Chaque outil est déclaré une fois, dans une seule liste plate, et la ligne porte toute l’identité de l’outil : son nom et sa description, les mots-clés sur lesquels la recherche matche, s’il démarre inline ou découvrable, dans quel tier il tourne, et comment il est exposé via MCP.

Ces tiers comptent autant que le découpage de visibilité. Vingt et un outils sont silent, des lectures qui tournent sans interrompre personne. Seize sont gated derrière l’échelle d’autorisation. Exactement un n’appartient ni à l’un ni à l’autre, parce que l’outil de recherche n’est pas une capacité que l’agent utilise sur tes données ; c’est une partie de la boucle elle-même. L’exposition MCP est un troisième axe sur la même ligne : lecture seule, staging, full, ou exclu purement et simplement, ce qui est le cas de trois outils.

La règle qui garde ça honnête, c’est que chaque autre liste du système est dérivée de ces lignes : l’ensemble du tier silent, les tiers de portée MCP, l’ensemble write-scoped, et aucune n’est maintenue à la main.

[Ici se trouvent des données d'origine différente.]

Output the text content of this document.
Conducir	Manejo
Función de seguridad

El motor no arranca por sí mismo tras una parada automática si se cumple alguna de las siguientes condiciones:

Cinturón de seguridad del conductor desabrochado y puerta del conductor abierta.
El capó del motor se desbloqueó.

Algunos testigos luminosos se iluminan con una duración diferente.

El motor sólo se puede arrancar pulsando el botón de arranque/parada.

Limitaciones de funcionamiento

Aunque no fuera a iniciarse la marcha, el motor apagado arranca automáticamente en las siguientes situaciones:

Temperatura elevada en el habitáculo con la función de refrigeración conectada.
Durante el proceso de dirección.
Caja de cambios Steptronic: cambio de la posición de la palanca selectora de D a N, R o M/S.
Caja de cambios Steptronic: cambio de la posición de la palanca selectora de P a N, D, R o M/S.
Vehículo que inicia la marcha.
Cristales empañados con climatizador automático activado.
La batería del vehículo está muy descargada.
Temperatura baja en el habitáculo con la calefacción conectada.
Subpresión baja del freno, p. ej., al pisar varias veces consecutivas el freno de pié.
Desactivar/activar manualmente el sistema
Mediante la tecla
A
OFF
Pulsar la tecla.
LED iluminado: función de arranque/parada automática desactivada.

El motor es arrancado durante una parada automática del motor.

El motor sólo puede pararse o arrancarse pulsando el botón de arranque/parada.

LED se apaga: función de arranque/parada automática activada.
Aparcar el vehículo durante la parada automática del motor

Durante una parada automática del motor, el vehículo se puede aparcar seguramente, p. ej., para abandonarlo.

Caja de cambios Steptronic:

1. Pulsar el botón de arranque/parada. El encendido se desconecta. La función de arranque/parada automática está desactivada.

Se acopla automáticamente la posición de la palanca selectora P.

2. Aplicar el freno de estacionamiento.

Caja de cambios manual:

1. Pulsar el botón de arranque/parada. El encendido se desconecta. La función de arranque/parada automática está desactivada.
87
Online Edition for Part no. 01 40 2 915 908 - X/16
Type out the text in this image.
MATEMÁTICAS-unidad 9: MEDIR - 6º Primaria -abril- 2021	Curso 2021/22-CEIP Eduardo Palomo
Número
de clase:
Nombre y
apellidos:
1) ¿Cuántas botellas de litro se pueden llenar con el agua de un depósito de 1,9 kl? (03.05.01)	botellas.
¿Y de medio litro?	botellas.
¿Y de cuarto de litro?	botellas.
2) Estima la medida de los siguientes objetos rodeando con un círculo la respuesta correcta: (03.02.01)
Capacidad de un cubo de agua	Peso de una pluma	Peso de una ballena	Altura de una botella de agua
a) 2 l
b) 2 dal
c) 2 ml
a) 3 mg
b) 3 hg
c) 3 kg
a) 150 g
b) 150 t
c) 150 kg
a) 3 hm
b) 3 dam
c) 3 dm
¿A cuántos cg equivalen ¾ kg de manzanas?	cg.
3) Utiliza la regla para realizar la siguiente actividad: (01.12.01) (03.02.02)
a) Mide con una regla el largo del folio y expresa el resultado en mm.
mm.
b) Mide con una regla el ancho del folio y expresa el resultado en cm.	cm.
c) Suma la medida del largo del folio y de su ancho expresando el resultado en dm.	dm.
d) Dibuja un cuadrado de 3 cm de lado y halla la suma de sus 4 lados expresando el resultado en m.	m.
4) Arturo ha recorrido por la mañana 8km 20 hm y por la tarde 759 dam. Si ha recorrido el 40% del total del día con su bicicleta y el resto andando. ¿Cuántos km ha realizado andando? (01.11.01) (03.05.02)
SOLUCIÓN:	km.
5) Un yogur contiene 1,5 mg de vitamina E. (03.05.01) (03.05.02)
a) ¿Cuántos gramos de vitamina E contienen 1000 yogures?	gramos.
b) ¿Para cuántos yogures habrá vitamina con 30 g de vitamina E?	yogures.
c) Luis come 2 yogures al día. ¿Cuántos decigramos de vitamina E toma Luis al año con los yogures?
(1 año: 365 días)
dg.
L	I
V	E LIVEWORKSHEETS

Une liste silent tenue à la main à côté d’une liste MCP tenue à la main, c’est exactement comme ça qu’un outil finit correctement gated dans le chat et discrètement ungated vers un client externe.

La contrainte que nous n’avions pas vue venir, c’est que la liste de déclarations doit contenir zéro import runtime. Elle est partagée par l’UI desktop et le backend, et un seul import atteint, transitivement, une dépendance crypto Node-only via l’implémentation d’un outil. Tire ça dans le bundle navigateur et l’app échoue au chargement de module. Ni le type checker ni les tests unitaires ne le catchent ; les deux résolvent l’import joyeusement. Ce qui le catch, c’est un test qui lit le fichier comme texte et échoue sur toute instruction import, ce qui paraît grossier jusqu’à la première fois que ça te sauve.

Ce qui se transfère si tu en construis un

  • Compte tes outils avant de défendre ton architecture. Le bon découpage est une mesure, pas un principe.
  • Teste la découverte contre ton modèle le plus faible. Un modèle frontier cherchera quand il le doit ; ça ne te dit rien sur le modèle que tes utilisateurs choisissent.
  • Décide de la visibilité selon que la formulation propre de l’utilisateur nomme l’outil. Les outils invoqués implicitement appartiennent inline ; ceux que les gens demandent par nom peuvent être trouvés.
  • Vérifie quand les hooks d’étape de ton framework tirent vraiment avant d’y mettre quoi que ce soit sensible à l’ordre.
  • Plafonne les meta-outils. Tout ce qui peut être appelé en boucle sans toucher d’état réel le sera, et un budget d’étapes dépensé à chercher est un tour gaspillé.
  • Fais que les erreurs d’outil non découvert nomment l’appel de récupération, comme toute autre erreur de validateur.
  • Déclare chaque outil une fois et dérive chaque autre liste depuis lui. Deux listes tenues à la main des mêmes outils finissent par diverger, et la divergence apparaît à une frontière de sécurité.
  • Si un module porte une contrainte porteuse que ton compilateur ne peut pas exprimer, écris le test grossier qui l’enforce comme texte.

Où ça tourne

Tout ça livre à l’intérieur du catalogue d’outils de DynoTable, requêtage schema-aware sur tes propres credentials , avec des écritures qui n’atterrissent jamais ailleurs que dans une zone de staging relisible. Les mêmes déclarations pilotent le serveur MCP auquel se connectent les agents externes, où le tier d’exposition de chaque ligne devient la portée accordée à un client externe ; comment nous avons rendu ça sûr (OAuth, consentement, isolation des credentials) est une histoire séparée.

Et la couche sous tout ça, les validateurs qui rendent chacun de ces outils survivable par un modèle cheap, est son propre article.